We frequently hear about the dangers of high cholesterol, but keeping cholesterol as low as many doctors recommend may be doing your body more harm than good.

Although conventional medicine has demonized cholesterol and many healthy foods as a consequence, too little cholesterol can be harmful in a variety of ways. Your body uses cholesterol to make cell membranes, hormones, vitamin D, bile acids (to help you digest fats), and it’s vital to good brain function.

Cholesterol is vital to good brain function

Cholesterol is abundant in brain and nervous tissue. It provides insulation around nerve cells that transmit electrical impulses, thus maintaining healthy communication in the brain. It also supports the activity of neurotransmitters, chemicals used for communication that greatly affect our mood, personality, and cognitive function. In fact, sufficient cholesterol is necessary to prevent depression and cholesterol-lowering medications have been linked with loss of memory and cognition.

The majority of your brain is made up of fat and the fats you eat help determine the chemical structure of your brain. Many of the foods people are told to avoid in order to lower cholesterol—eggs, fatty meats and fish, butter—also contain choline, a precursor to a brain chemical called acetylcholine. Acetylcholine is necessary for learning, memory, concentration, and focus. It’s important to eat healthy, natural fats and avoid processed vegetable oils. You also want to strictly avoid trans fats, or hydrogenated oils, which have been shown to damage the brain and raise your risk for heart disease.

Cholesterol needed for healthy hormones

Cholesterol is a primary building block for the reproductive hormones, such as estrogen, progesterone, testosterone, and adrenal hormones. When cholesterol is too low, hormone deficiencies may result. Sufficient cholesterol is also necessary to digest vitamins A, D, E, and K, which are found in fats and are important antioxidants.

Although cholesterol scares are over inflated, it is nevertheless important to pay attention to other lipid panel markers, such as the ratio of HDL to LDL, triglyceride levels, and small, dense LDL. It is important to note too that some people have a genetic tendency toward extremely high cholesterol. In those situations medical attention beyond diet may be necessary.

Inflammation is the real culprit in heart disease

Researchers are increasingly finding chronic inflammation, not healthy dietary fats, damages the walls of the arteries and raises the risk of heart disease. Cholesterol’s job is to repair this damage by creating patches, or plaques—it is more the Band-Aid for arterial damage than the cause.

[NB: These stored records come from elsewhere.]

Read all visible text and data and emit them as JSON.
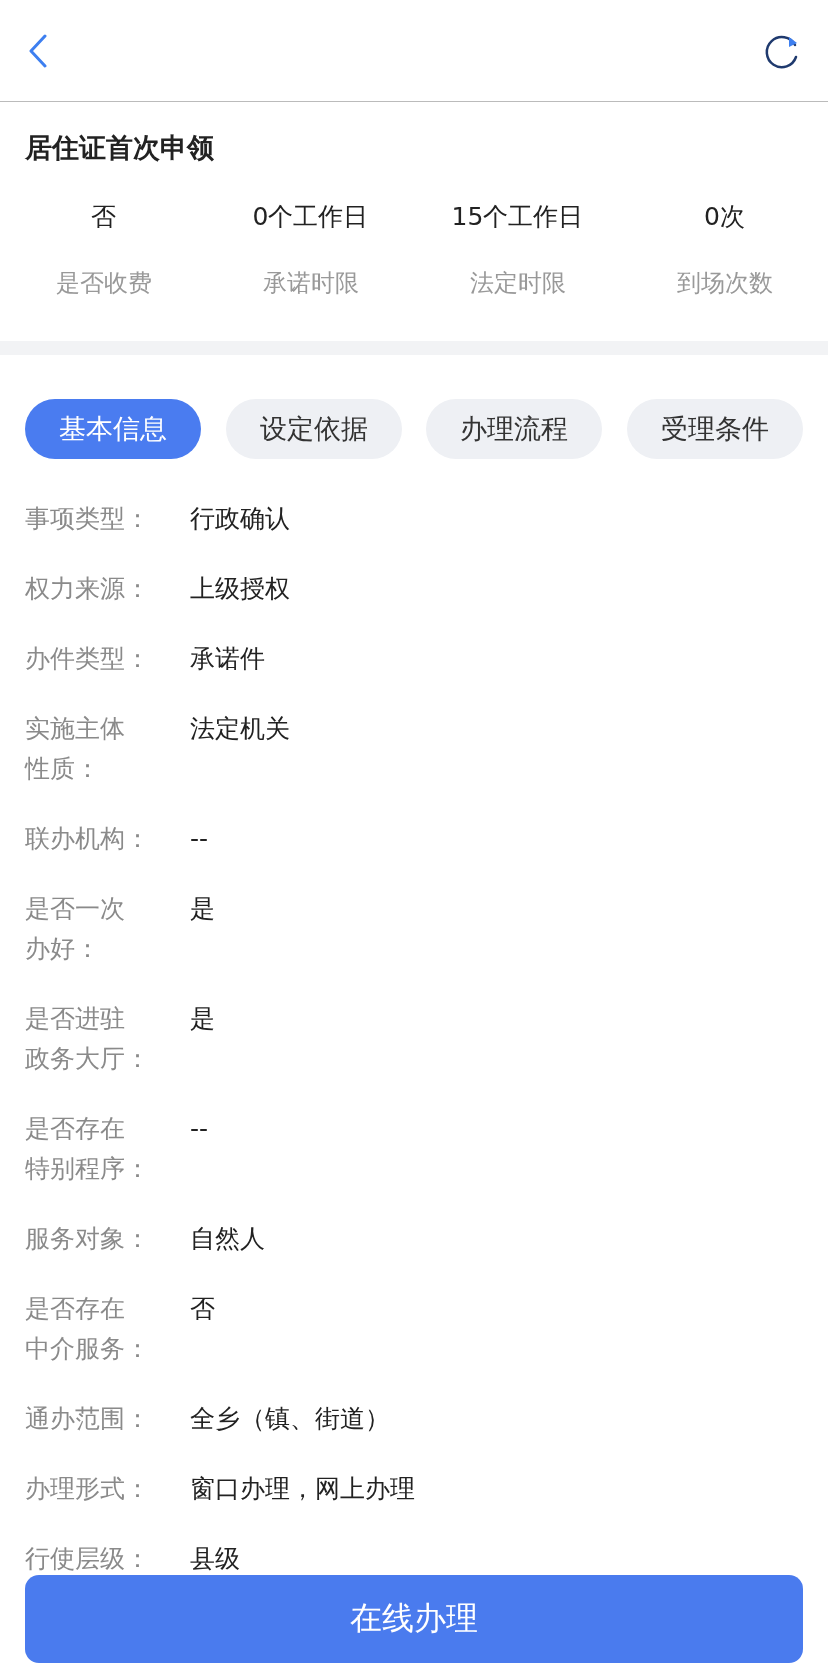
{
  "title": "居住证首次申领",
  "stats": [
    {
      "value": "否",
      "label": "是否收费"
    },
    {
      "value": "0个工作日",
      "label": "承诺时限"
    },
    {
      "value": "15个工作日",
      "label": "法定时限"
    },
    {
      "value": "0次",
      "label": "到场次数"
    }
  ],
  "tabs": [
    {
      "label": "基本信息",
      "selected": true
    },
    {
      "label": "设定依据",
      "selected": false
    },
    {
      "label": "办理流程",
      "selected": false
    },
    {
      "label": "受理条件",
      "selected": false
    }
  ],
  "rows": [
    {
      "label_lines": [
        "事项类型："
      ],
      "value": "行政确认"
    },
    {
      "label_lines": [
        "权力来源："
      ],
      "value": "上级授权"
    },
    {
      "label_lines": [
        "办件类型："
      ],
      "value": "承诺件"
    },
    {
      "label_lines": [
        "实施主体",
        "性质："
      ],
      "value": "法定机关"
    },
    {
      "label_lines": [
        "联办机构："
      ],
      "value": "--"
    },
    {
      "label_lines": [
        "是否一次",
        "办好："
      ],
      "value": "是"
    },
    {
      "label_lines": [
        "是否进驻",
        "政务大厅："
      ],
      "value": "是"
    },
    {
      "label_lines": [
        "是否存在",
        "特别程序："
      ],
      "value": "--"
    },
    {
      "label_lines": [
        "服务对象："
      ],
      "value": "自然人"
    },
    {
      "label_lines": [
        "是否存在",
        "中介服务："
      ],
      "value": "否"
    },
    {
      "label_lines": [
        "通办范围："
      ],
      "value": "全乡（镇、街道）"
    },
    {
      "label_lines": [
        "办理形式："
      ],
      "value": "窗口办理，网上办理"
    },
    {
      "label_lines": [
        "行使层级："
      ],
      "value": "县级"
    }
  ],
  "action_button": "在线办理"
}
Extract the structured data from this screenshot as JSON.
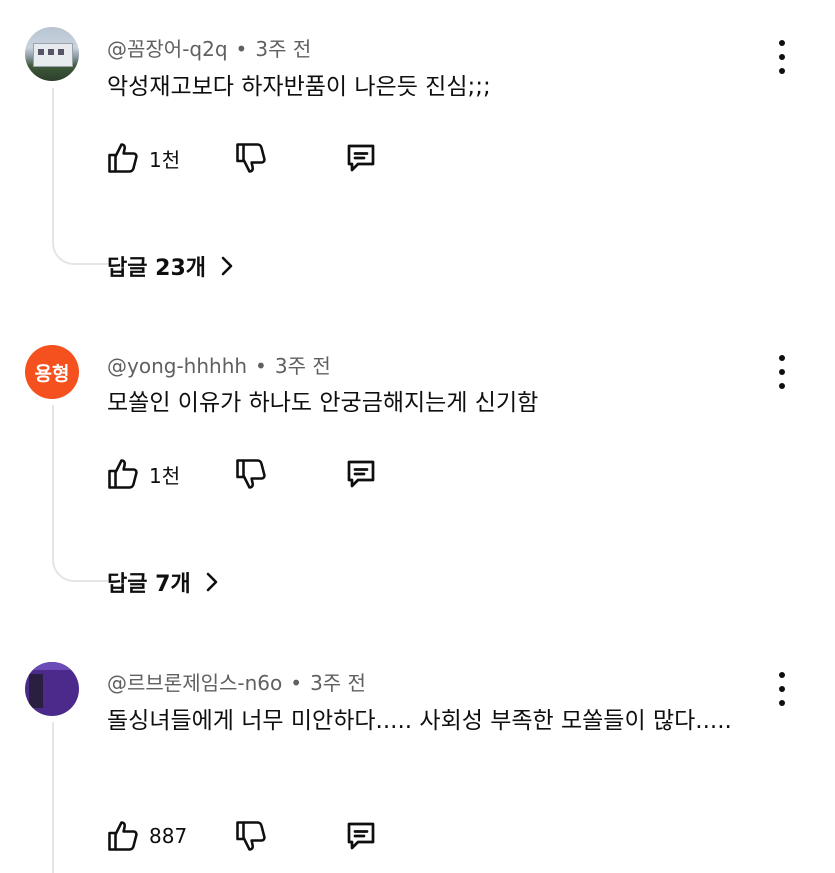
{
  "comments": [
    {
      "handle": "@꼼장어-q2q",
      "time": "3주 전",
      "text": "악성재고보다 하자반품이 나은듯 진심;;;",
      "likes": "1천",
      "replies_label": "답글 23개",
      "avatar": "photo"
    },
    {
      "handle": "@yong-hhhhh",
      "time": "3주 전",
      "text": "모쏠인 이유가 하나도 안궁금해지는게 신기함",
      "likes": "1천",
      "replies_label": "답글 7개",
      "avatar": "letters",
      "avatar_letters": "용형",
      "avatar_color": "#f4511e"
    },
    {
      "handle": "@르브론제임스-n6o",
      "time": "3주 전",
      "text": "돌싱녀들에게 너무 미안하다..... 사회성 부족한 모쏠들이 많다.....",
      "likes": "887",
      "avatar": "purple"
    }
  ],
  "separator": "•",
  "icons": {
    "like": "thumbs-up-icon",
    "dislike": "thumbs-down-icon",
    "reply": "comment-icon",
    "more": "more-vert-icon",
    "expand": "chevron-right-icon"
  }
}
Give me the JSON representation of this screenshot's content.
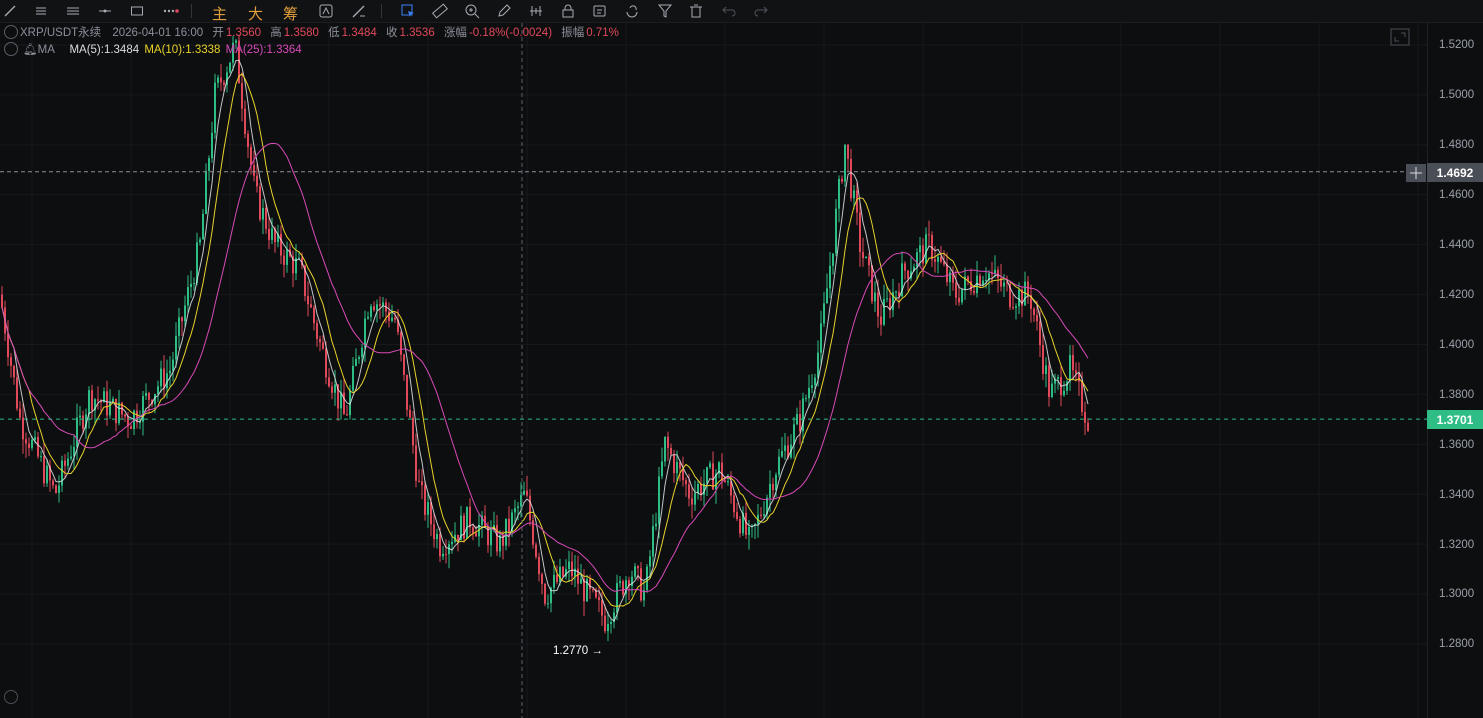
{
  "toolbar": {
    "left_icons": [
      "trend-line-icon",
      "parallel-lines-icon",
      "horizontal-lines-icon",
      "horizontal-segment-icon",
      "rectangle-icon",
      "more-dots-icon"
    ],
    "cn_buttons": [
      "主",
      "大",
      "筹"
    ],
    "right_icons": [
      "cycle-icon",
      "brush-ruler-icon",
      "select-cursor-icon",
      "ruler-icon",
      "zoom-in-icon",
      "pencil-icon",
      "bars-icon",
      "lock-icon",
      "edit-box-icon",
      "magnet-icon",
      "filter-icon",
      "trash-icon",
      "undo-icon",
      "redo-icon"
    ]
  },
  "header": {
    "symbol": "XRP/USDT永续",
    "datetime": "2026-04-01 16:00",
    "open_label": "开",
    "open_value": "1.3560",
    "high_label": "高",
    "high_value": "1.3580",
    "low_label": "低",
    "low_value": "1.3484",
    "close_label": "收",
    "close_value": "1.3536",
    "change_label": "涨幅",
    "change_value": "-0.18%(-0.0024)",
    "amp_label": "振幅",
    "amp_value": "0.71%"
  },
  "ma_legend": {
    "indicator": "MA",
    "ma5": "MA(5):1.3484",
    "ma10": "MA(10):1.3338",
    "ma25": "MA(25):1.3364"
  },
  "price_axis": {
    "ticks": [
      "1.5200",
      "1.5000",
      "1.4800",
      "1.4600",
      "1.4400",
      "1.4200",
      "1.4000",
      "1.3800",
      "1.3600",
      "1.3400",
      "1.3200",
      "1.3000",
      "1.2800"
    ],
    "crosshair_price": "1.4692",
    "last_price": "1.3701"
  },
  "annotations": {
    "low_marker": "1.2770 →"
  },
  "colors": {
    "up": "#2ebd85",
    "down": "#e0495a",
    "ma5": "#e3e6ea",
    "ma10": "#e8d22a",
    "ma25": "#d84ab8",
    "last_price_tag": "#2ebd85",
    "background": "#0d0e10"
  }
}
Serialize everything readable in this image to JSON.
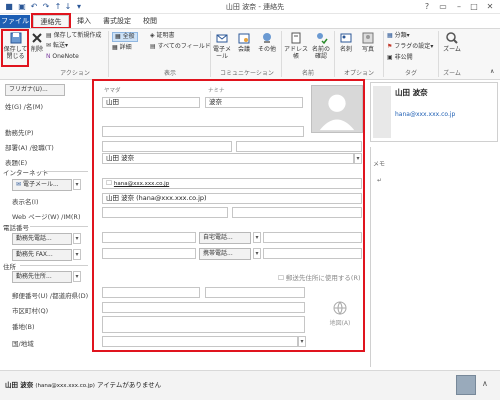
{
  "window": {
    "title": "山田 波奈 - 連絡先"
  },
  "tabs": [
    {
      "label": "ファイル"
    },
    {
      "label": "連絡先"
    },
    {
      "label": "挿入"
    },
    {
      "label": "書式設定"
    },
    {
      "label": "校閲"
    }
  ],
  "ribbon": {
    "save_close": "保存して閉じる",
    "delete": "削除",
    "save_new": "保存して新規作成",
    "forward": "転送",
    "onenote": "OneNote",
    "group_action": "アクション",
    "general": "全般",
    "detail": "詳細",
    "certificate": "証明書",
    "all_fields": "すべてのフィールド",
    "group_display": "表示",
    "email": "電子メール",
    "meeting": "会議",
    "other": "その他",
    "group_comm": "コミュニケーション",
    "address_book": "アドレス帳",
    "check_names": "名前の確認",
    "group_names": "名前",
    "business_card": "名刺",
    "picture": "写真",
    "group_options": "オプション",
    "categorize": "分類",
    "followup": "フラグの設定",
    "private": "非公開",
    "group_tags": "タグ",
    "zoom": "ズーム",
    "group_zoom": "ズーム"
  },
  "form": {
    "furigana_button": "フリガナ(U)...",
    "yomi_last": "ヤマダ",
    "yomi_first": "ナミナ",
    "name_label": "姓(G) /名(M)",
    "last_name": "山田",
    "first_name": "波奈",
    "company_label": "勤務先(P)",
    "dept_label": "部署(A) /役職(T)",
    "display_label": "表題(E)",
    "display_value": "山田 波奈",
    "internet_section": "インターネット",
    "email_button": "電子メール...",
    "email_value": "hana@xxx.xxx.co.jp",
    "display_name_label": "表示名(I)",
    "display_name_value": "山田 波奈 (hana@xxx.xxx.co.jp)",
    "webpage_label": "Web ページ(W) /IM(R)",
    "phone_section": "電話番号",
    "work_phone_button": "勤務先電話...",
    "home_phone_button": "自宅電話...",
    "work_fax_button": "勤務先 FAX...",
    "mobile_button": "携帯電話...",
    "address_section": "住所",
    "work_address_button": "勤務先住所...",
    "mail_address_checkbox": "郵送先住所に使用する(R)",
    "postal_label": "郵便番号(U) /都道府県(D)",
    "city_label": "市区町村(Q)",
    "street_label": "番地(B)",
    "country_label": "国/地域",
    "map_button": "地図(A)"
  },
  "card": {
    "name": "山田 波奈",
    "email": "hana@xxx.xxx.co.jp"
  },
  "notes": {
    "label": "メモ"
  },
  "status": {
    "name": "山田 波奈",
    "email": "(hana@xxx.xxx.co.jp)",
    "message": "アイテムがありません"
  }
}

High blood sugar and insulin increase inflammation and heart disease risk

High blood sugar and insulin levels are a primary cause of chronic inflammation. Sweet and starchy foods such as desserts, pastries, cereal, white rice, sodas and sweet drinks, and any other foods that spike the blood sugar and subsequently insulin are the real threat to the arterial walls.

When it comes to looking at your risk of heart disease on a blood test, inflammatory markers such as C-reactive protein (CRP), a protein in the blood that rises in response to inflammation, are important to check. High triglycerides and abnormal blood sugar levels are other markers that can reflect whether your diet may be promoting inflammation.